Patient reported effect of pain affecting quality of life prior to RAT (n = 22) and 1-year post-RAT (n = 12)

Fig. 4
figure 4

Patient reported pain scores prior to RAT (n = 22) and 1-year post-RAT (n = 12)

Discussion

Successful RAT for LPHS relies on the appropriate diagnosis. We report an effective approach in screening potential candidates for RAT through a RHB using a MDT approach developed at a tertiary referral center. We believe that LPHS is initially caused by the inflammation from kidney stones. When the stones are absent, the pain remains without any other anatomic cause present. This chronic pain is caused by ongoing stimulation of the nerves surrounding the renal hilum. Previous experience has shown that nephrectomy will effectively eliminate this type of pain. The RHB simulates nephrectomy by anesthetizing the nerves temporarily, thus predicting the success of nephrectomy followed by RAT.

In the literature, the success rate of RAT is unacceptably low given the magnitude of the operation [9, 10]. Using our approach, our success rate for patients experiencing a lasting decrease in their chronic flank pain is 100% at 1 year. While 42% of patients still experienced pain on the affected side, the severity was decreased by 85%. Moreover, the quality of life of these patients dramatically improved due to removing the limitations placed on them by their chronic pain. The cohort went from being moderately depressed as measured by the BDI to only minimally depressed 1 year after the transplant. We believe that patients described in the literature who failed to see any improvement in their pain after RAT could have been better vetted by performing a provocative RHB and getting a thorough work-up by all three specialists.
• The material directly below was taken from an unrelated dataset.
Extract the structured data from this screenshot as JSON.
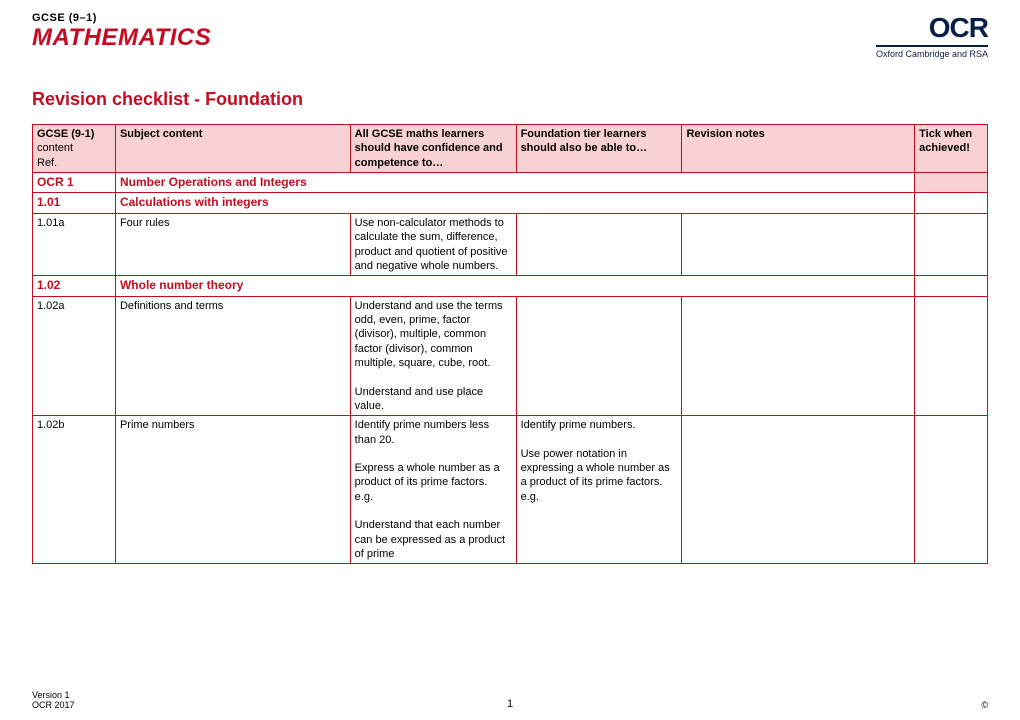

Another key to success is a transplant program that has a high-volume live donor kidney transplant program with excellent results as defined by the Scientific Registry of Transplant Recipients (SRTR). UTOP OPO-Specific Report, 2018. https://www.srtr.org/reports-tools/opo-specific-reports/opo?code=UTOP. Accessed 03/26/2018).

One hypothesis our group entertained is if RHB could be used as a bridge to surgery, similar to joint injections prior to arthroplasty. Adding triamcinolone to the injection was tested in five patients. No patients described sustained reduction in their pain beyond the half-life of the bupivacaine; so the steroid addition was discontinued. RHB is a one-time treatment for diagnosis only. Our theory is that any insult to the kidney can create ongoing pain. Furthermore, the block only lasts between 12 and 48 h. A limitation of this study is the small number of patients with a 1-year follow-up. Unfortunately, we do not have enough patients at time of the manuscript creation to power any statistics beyond what is presented. While our 1-year experience is encouraging, we will continue to follow these patients for 5- and 10-year outcomes which are not available at this time.

In conclusion, RAT should be considered in the appropriate population after other disease processes have been ruled out by a MDT. RHB is a tool for the team to define LPHS patient’s appropriateness for RAT. This study confirms that when this protocol is used, RAT can achieve a dramatic reduction in long-term pain allowing for a significant reduction in chronic depression and increase in quality of life.